IL TERZO UOMO

Gb/Usa 1949 (104’ – b/n)

Titolo originale: The Third Man

Regia: Carol Reed

Interpreti: Joseph Cotton, Orson Welles, Alida Valli, Trevor Howard, Bernard Lee.

  

"Tratto da un racconto di Graham Greene e da lui stesso sceneggiato, traduce in suggestioni visive espressionistiche tipiche del noir, peraltro importate dall’Europa da registi e direttori della fotografia austriaci e tedeschi rifugiati in America, l’intrigo spionistico fitto di ambivalenze e dilemmi morali. In un set insolito che ritrae una Vienna postbellica disfatta e sfibrata, fotografata da Robert Krasker (premio Oscar), le immagini lugubri ed esasperate, sempre realizzate col grandangolo o con angolazioni eccentriche, liberano “un’abile trasposizione di una struttura e di un contenuto da film noir americano in un contesto profondamente europeo” (Jacques Lourcelles).

"[…] Singole sequenze, come la fuga di Welles nelle fogne (che pare abbia anche diretto) o il suo monologo finale, da lui stesso ideato, sono saldamente installate nell’immaginario degli spettatori, che premiarono il film con uno dei maggiori successi commerciali del dopoguerra. Il tono complessivo del film è stato più volte preso a prestito e citato, anche in chiave ironica (Ombre e nebbia di W. Allen). Il gatto che è “il solo che volesse bene” allo spregiudicato e disilluso Welles fu interpretato da tre animali, piuttosto diversi tra loro. Perché colorizzare un film del genere (cosa che è stata fatta), è difficile da capire."
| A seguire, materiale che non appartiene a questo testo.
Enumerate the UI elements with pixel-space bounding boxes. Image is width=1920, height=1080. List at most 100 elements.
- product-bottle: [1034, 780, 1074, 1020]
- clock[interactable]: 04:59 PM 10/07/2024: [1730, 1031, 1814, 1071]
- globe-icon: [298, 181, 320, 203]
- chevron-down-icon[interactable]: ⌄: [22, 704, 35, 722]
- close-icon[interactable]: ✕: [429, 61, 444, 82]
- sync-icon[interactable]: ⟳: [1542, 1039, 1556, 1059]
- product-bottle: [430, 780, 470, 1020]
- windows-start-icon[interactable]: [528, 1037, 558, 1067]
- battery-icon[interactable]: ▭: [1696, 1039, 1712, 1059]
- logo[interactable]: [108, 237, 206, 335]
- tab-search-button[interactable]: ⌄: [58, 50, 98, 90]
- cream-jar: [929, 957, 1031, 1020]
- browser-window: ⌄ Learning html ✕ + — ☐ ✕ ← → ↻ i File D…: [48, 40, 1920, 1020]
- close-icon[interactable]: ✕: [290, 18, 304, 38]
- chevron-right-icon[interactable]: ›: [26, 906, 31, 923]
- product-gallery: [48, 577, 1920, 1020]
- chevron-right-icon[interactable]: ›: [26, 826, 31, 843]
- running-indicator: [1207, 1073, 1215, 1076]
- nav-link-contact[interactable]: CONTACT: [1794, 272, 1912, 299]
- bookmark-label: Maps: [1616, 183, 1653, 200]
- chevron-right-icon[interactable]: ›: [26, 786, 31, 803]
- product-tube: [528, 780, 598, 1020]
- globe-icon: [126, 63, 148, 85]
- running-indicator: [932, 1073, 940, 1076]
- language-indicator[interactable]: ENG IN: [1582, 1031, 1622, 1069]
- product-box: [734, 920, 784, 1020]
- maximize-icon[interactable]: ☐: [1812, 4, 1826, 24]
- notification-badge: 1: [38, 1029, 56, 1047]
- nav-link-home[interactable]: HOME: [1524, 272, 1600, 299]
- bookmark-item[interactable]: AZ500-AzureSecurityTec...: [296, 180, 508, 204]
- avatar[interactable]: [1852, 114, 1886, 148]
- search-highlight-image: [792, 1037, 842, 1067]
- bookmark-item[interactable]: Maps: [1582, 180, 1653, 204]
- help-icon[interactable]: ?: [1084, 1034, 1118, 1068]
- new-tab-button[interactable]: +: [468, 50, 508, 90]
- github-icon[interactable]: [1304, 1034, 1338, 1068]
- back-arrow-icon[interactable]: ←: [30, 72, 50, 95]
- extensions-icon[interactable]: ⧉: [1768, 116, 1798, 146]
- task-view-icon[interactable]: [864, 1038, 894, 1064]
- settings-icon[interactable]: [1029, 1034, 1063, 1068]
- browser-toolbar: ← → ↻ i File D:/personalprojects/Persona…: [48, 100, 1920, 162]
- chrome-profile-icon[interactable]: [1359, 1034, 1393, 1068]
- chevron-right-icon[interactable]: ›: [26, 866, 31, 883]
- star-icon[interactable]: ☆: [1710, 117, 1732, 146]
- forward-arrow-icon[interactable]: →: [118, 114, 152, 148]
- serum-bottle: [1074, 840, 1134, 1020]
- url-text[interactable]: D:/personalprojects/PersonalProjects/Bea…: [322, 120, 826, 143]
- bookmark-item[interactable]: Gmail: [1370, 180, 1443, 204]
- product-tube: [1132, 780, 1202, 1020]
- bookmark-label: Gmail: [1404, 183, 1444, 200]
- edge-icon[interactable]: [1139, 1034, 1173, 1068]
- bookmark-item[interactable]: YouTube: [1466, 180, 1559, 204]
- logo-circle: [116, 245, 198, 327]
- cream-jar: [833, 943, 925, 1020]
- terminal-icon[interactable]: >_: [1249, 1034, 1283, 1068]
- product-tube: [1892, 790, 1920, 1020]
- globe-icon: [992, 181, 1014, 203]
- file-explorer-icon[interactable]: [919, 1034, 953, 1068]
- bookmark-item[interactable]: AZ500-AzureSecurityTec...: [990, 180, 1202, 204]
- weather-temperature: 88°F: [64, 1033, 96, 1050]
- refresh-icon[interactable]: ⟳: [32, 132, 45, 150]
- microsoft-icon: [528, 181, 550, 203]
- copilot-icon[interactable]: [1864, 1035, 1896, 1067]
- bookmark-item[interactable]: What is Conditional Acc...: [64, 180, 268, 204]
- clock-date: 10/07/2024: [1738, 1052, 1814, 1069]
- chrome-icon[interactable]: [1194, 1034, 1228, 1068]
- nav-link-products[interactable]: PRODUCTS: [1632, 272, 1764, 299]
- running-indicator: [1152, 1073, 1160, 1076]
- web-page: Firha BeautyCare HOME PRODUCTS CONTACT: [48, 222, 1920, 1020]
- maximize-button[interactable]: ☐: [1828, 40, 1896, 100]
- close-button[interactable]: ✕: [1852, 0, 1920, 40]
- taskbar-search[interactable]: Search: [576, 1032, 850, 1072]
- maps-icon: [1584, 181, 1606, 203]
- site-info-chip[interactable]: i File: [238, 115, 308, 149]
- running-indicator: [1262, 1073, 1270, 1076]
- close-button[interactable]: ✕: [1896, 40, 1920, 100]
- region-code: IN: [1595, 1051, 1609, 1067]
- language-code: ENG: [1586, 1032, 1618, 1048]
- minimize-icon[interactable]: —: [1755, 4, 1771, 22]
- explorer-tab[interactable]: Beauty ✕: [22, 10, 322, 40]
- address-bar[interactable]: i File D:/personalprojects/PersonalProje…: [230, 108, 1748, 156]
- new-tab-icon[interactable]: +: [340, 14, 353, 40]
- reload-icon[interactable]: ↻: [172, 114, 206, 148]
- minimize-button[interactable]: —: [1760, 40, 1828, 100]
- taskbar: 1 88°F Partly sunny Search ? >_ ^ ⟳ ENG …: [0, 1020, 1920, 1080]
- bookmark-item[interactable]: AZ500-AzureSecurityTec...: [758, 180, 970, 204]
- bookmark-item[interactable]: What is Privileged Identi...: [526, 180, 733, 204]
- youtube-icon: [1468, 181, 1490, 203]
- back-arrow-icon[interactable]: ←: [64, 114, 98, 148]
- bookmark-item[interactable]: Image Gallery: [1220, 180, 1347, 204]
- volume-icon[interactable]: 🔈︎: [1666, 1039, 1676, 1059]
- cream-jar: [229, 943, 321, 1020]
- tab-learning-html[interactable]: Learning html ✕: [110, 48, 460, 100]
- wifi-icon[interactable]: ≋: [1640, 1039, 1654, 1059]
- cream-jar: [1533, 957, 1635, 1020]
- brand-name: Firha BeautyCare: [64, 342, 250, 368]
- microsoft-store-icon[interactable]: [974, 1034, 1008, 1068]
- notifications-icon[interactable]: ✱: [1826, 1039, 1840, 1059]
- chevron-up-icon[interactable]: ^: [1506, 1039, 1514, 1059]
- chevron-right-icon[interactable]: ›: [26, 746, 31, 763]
(M. Sebastiani e M. Sesti, Delitto per delitto. 500 film polizieschi, Lindau 1998)

 

"(…) Girato con una tecnica influenzata visibilmente dall’espressionismo e dal noir, con piani sequenza, uso estremo del grandangolo, inquadrature volutamente “sghembe” come a voler sottolineare il mondo contorto in  cui si  muove il protagonista, e Carol Reed riuscì in maniera mai più ripetuta a utilizzare il gioco di luci e ombre, con personaggi che entrano ed escono dal buio in maniera quasi surreale (vedi la sequenza in cui la Valli si va a vestire nella completa penombra). "L’apparizione di Welles, sotto un portone, appena illuminato in volto da una luce proveniente da una finestra, resta una delle immagini forti del film che appartengono ormai di diritto alla storia dell’immaginario cinematografico, come pure le sequenze della ruota panoramica del Prater, l’inseguimento nella rete fognaria e il finale, lungo ed estenuante (…) impietosamente tagliato da Selznick nella versione americana, ma fortunatamente riproposto nella versione restaurata, realizzata in occasione del 50° anniversario del film."

(Federico Chiacchiari, Annuario del cinema 2000-2001 di “Sentieri selvaggi”).

 

 

“(…) Probabilmente non è vero che Welles abbia anche supervisionato certe scene (soprattutto l’inseguimento nelle fogne) ma è certo che Reed aveva ben presenti le regie del suo protagonista. Nella versione inglese la voce che introduce gli eventi è di Reed, in quella americana di Cotten (il doppiaggio italiano cancella l’una e l’altra). Palma d’oro al festival di Cannes.”